What kind of SQL-command do I need that would result in:
id owner date
-----------------------------
6 foo 20100101120800
3 bar 20100101120600
0 foo 20100101120000
Then, after that, I can perform a call for each record to get the associative records in a timeframe of 5 minutes (this is an exmaple for id=6):
SELECT id FROM uploads WHERE date>=20100101120800-500 ORDER BY date DESC
Does anyone now how I should do the first step? (so limiting/grouping the results)
(btw. I know that when I want to use this, I should convert every date (YmdHis=60) to Unix-time (=100), but I don't need the 5 minutes to be exactly 5 minutes, they may be a minute less sometimes...)
I'm not quite clear on the result you are trying to get, even with your examples. Perhaps something with rounding and group by.
SELECT max(id) max_id,owner, (ROUND(date/500)*500) date_interval, max(date) date
FROM uploads GROUP BY date_interval,owner
You may want to use FLOOR or CEILING instead of ROUND, depending on what you want.
Standard SQL doesn't deal with intervals very well.
You are going to need to do a self-join of the table to compare dates of different tuples.
That way, you can easily find all pairs of tuples of which the dates are no more than 500 apart.
However, you really want to cluster the dates in sets no more than 500 apart - and that can't be expressed in SQL at all, as far as I know.
What you can do is something quite similar: split the total time interval into fixed 500-unit ranges, and then cluster all tuples in the table based on the interval they're in. For that, you first need a table or query result with the start times of the intervals; this can be created using a SQL query on your table and a function that either "rounds off" a timestamp to the starting time in its interval, or computes its interval sequence number. Then as a second step you can join the table with that result to group its timestamps according to their corresponding start time.

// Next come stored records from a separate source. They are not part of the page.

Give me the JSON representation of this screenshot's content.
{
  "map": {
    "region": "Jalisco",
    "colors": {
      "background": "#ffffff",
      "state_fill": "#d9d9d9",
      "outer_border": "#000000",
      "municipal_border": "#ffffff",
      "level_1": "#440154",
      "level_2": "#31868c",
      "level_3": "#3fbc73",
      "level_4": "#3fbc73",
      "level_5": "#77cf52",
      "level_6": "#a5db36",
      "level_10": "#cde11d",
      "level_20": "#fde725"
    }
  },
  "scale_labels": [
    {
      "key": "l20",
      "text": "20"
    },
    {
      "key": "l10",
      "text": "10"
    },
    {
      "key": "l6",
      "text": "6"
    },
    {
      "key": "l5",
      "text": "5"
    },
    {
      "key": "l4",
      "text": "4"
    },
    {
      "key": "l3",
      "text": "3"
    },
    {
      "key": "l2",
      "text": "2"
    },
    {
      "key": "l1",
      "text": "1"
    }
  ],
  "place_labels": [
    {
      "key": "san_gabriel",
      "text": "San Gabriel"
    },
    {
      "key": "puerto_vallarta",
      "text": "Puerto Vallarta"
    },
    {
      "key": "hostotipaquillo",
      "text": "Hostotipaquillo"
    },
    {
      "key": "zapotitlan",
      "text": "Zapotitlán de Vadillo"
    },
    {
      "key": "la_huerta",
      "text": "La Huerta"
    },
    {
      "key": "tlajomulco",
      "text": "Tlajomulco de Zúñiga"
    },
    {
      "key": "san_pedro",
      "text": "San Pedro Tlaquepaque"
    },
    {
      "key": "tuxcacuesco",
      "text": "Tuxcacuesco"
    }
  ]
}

I can't give the SQL because it's DBMS-dependent, and I certainly can't tell you if this is the best way of accomplishing what you want in your situation.
Use an inline view? e.g. something like
SELECT u1.*
FROM uploads u1,
(SELECT date
FROM uploads u2
WHERE u2.owner='foo') datum_points
WHERE u1.date BETWEEN datum_points.date
AND DATE_ADD(datum_points.date INTERVAL 5 MINUTES)
should return all the posts made within 5 minutes of 'foo' making a post.